Euronext announced its full-year 2018 results late yesterday where it reported record performance across the entire company. The company achieved most of the targets earmarked for 2019 last year, and successfully integrated multiple accretive business acquisitions over the same period. The company also announced new targets for 2019.
The highlights of the report were:
- The company grew its net full-year revenues by 15.5% to €615.0 million driven by initiatives to diversify revenue sources, while increasing its current revenues.
- The company’s 2018 EBITDA also rose by 19.0% to come in at to €354.3 million, while EBITDA margins increased by 1.7 points, which translates into 57.6% growth. This was despite the company being heavily involved in consolidating multiple acquired businesses into its systems
- Euronext’s full year 2018 adjusted earnings per share registered 11.2% growth to reach to €3.44.

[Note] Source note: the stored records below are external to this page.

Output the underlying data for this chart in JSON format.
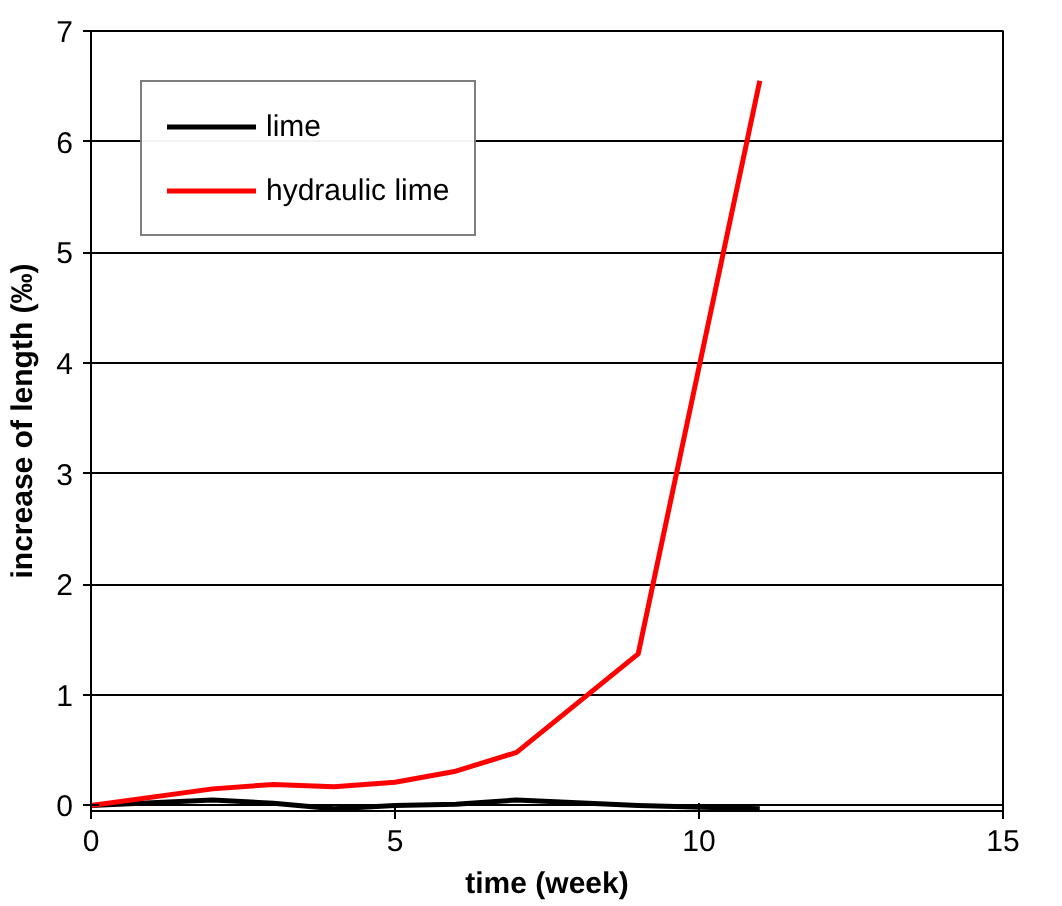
{
  "chart_data": {
    "type": "line",
    "xlabel": "time (week)",
    "ylabel": "increase of length (‰)",
    "x": [
      0,
      2,
      3,
      4,
      5,
      6,
      7,
      9,
      11
    ],
    "series": [
      {
        "name": "lime",
        "color": "#000000",
        "values": [
          0,
          0.05,
          0.02,
          -0.03,
          0,
          0.01,
          0.05,
          0,
          -0.03
        ]
      },
      {
        "name": "hydraulic lime",
        "color": "#ff0000",
        "values": [
          0,
          0.15,
          0.19,
          0.17,
          0.21,
          0.31,
          0.48,
          1.37,
          6.55
        ]
      }
    ],
    "xlim": [
      0,
      15
    ],
    "xticks": [
      0,
      5,
      10,
      15
    ],
    "ylim": [
      -0.05,
      7
    ],
    "yticks": [
      0,
      1,
      2,
      3,
      4,
      5,
      6,
      7
    ],
    "grid": "y",
    "legend": "top left",
    "marker": "none",
    "line_style": "solid"
  }
}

- The company announced a 50% dividend payout in line with its policies of €1.54 per share totaling €108 million.
The company’s 2019 targets for growth and agility as stipulated within its strategic plan were achieved in 2018. The company is looking to acquire Oslo Børs VPS this year as part of its growth strategy.
The CEO and Chairman of the Managing Board of Euronext, Stéphane Boujnah commented that:
Euronext delivered a strong financial performance in 2018 with double digit growth in revenue, EBITDA and adjusted EPS thanks to strengthened core business and market share on cash trading at 66%. Combined with efforts on cost, Euronext was able to reach most of its 2019 targets one year in advance, confirming the Q3 2018 momentum, with a core business and selected growth initiatives EBITDA margin reaching 61.6%. In 2018, Euronext successfully welcomed Euronext Dublin teams within the Group and achieved the migration of Irish markets to Optiq trading platform early February 2019, seven months after its transition for the Group cash markets. Euronext is pursuing its European strategy with the project to acquire Oslo Børs VPS, to reach another milestone in its value creation strategy and to fulfill its mission to finance the real economy in Europe. The Group is committed to deploy its capital and to analyze further acquisitions to expand its decentralized model in Europe and diversify its revenue profile.